Former President Bill Clinton yesterday complained that “it’s just not fair” the way his wife, presidential candidate Sen. Hillary Rodham Clinton (D-N.Y.), is being depicted for her controversial Iraq war vote.

Speaking to hundreds of supporters on conference call, the former president said, “I don’t have a problem with anything Barack Obama [has] said on this,” but “to characterize Hillary and Obama’s positions on the war as polar opposites is ludicrous.“

This dichotomy that’s been set up to allow him to become the raging hero of the anti-war crowd on the Internet is just factually inaccurate.”

The ex-president’s aggressive defense of his wife’s position revealed frustration in the Clinton camp over how the issue is playing into the already-overheated presidential campaign.

On a conference call with Hillraisers, Sen.

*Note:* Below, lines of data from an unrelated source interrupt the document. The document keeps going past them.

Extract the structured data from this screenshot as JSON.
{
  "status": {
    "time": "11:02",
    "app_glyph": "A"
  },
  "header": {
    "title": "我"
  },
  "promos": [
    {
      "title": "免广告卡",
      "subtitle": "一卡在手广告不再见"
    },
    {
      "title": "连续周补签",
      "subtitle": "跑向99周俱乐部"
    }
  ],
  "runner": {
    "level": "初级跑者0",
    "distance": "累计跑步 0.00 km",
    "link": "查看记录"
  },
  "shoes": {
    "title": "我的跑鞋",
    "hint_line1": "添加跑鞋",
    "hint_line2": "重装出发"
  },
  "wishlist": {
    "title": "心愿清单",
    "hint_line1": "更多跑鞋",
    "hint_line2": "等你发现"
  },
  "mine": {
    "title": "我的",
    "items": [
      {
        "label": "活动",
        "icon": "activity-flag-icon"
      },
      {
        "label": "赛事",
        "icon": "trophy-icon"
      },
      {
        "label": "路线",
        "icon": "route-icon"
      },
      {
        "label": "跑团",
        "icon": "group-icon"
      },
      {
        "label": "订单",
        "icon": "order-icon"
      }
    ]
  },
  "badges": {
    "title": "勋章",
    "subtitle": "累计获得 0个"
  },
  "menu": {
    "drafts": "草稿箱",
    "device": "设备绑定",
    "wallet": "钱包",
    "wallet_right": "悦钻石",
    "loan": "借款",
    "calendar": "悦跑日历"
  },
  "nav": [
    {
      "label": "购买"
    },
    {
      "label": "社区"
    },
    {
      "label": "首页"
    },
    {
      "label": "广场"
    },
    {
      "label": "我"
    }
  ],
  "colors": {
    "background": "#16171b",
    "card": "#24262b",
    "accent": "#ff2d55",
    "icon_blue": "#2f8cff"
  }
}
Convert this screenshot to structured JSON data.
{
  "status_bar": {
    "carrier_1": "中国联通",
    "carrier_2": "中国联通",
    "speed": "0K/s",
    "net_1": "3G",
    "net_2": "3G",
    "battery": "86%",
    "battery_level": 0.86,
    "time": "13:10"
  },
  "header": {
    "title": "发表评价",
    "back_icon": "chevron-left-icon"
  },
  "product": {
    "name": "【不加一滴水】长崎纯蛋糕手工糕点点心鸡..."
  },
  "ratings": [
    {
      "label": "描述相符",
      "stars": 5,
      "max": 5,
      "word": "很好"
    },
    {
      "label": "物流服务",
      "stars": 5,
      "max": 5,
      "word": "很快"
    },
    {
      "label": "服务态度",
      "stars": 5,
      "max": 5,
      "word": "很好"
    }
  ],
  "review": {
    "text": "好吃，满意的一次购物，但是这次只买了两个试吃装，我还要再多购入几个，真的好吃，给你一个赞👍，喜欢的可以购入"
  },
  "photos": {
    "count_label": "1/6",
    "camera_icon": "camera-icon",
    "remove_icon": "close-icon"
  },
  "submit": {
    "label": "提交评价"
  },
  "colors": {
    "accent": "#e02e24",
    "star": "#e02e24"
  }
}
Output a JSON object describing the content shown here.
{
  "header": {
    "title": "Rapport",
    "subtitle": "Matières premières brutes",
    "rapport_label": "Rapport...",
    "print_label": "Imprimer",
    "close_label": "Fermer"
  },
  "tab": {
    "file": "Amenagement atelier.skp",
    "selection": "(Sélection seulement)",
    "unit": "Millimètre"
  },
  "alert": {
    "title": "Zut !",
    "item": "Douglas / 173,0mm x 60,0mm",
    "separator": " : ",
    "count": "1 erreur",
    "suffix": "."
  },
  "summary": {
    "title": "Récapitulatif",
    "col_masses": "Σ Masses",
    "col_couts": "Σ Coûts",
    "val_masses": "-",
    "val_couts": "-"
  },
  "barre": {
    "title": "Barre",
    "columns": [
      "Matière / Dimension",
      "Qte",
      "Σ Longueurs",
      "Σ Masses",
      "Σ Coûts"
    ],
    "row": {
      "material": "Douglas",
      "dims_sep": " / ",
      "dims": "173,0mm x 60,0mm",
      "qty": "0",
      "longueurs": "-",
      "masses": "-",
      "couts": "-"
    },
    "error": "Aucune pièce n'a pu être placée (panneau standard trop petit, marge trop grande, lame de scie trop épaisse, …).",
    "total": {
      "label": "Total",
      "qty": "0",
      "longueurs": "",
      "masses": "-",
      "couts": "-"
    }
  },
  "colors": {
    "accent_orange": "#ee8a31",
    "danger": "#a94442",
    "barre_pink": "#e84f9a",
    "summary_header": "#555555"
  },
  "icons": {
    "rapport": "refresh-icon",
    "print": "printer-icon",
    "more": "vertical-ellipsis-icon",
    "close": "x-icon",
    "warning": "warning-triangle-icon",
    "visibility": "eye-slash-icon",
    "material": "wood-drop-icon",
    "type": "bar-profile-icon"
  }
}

Clinton’s biggest donors, which The Hill listened to after being provided the call-in information, the former president said there was a stark difference between those who voted for the Iraq resolution and those who wanted to go to war.In response to a question from one of the supporters on the phone about explaining Hillary Clinton’s Iraq vote to undecided voters, the former president jumped in front of former Democratic Party Chairman Terry McAuliffe, saying, “Let me answer this.”

He said he had re-read the Iraq resolution last week, and that his wife had voted only for “coercive inspections.” Clinton justified his wife’s refusal to apologize for her vote by explaining that she was acting out of concern that future presidents might need similar language authorizing “coercive inspections to avoid conflict.”

“It’s just not fair to say that people who voted for the resolution wanted war,” Clinton said.

But President Clinton, if I may ask, what about your wife's stance regarding a permanent force of US military troops in Iraq?

In a half-hour interview on Tuesday in her Senate office, Mrs. Clinton said the scaled-down American military force that she would maintain in Iraq after taking office would stay off the streets in Baghdad and would no longer try to protect Iraqis from sectarian violence — even if it descended into ethnic cleansing.

Sounds pretty permanent to us. Oops. Spin that one, big guy.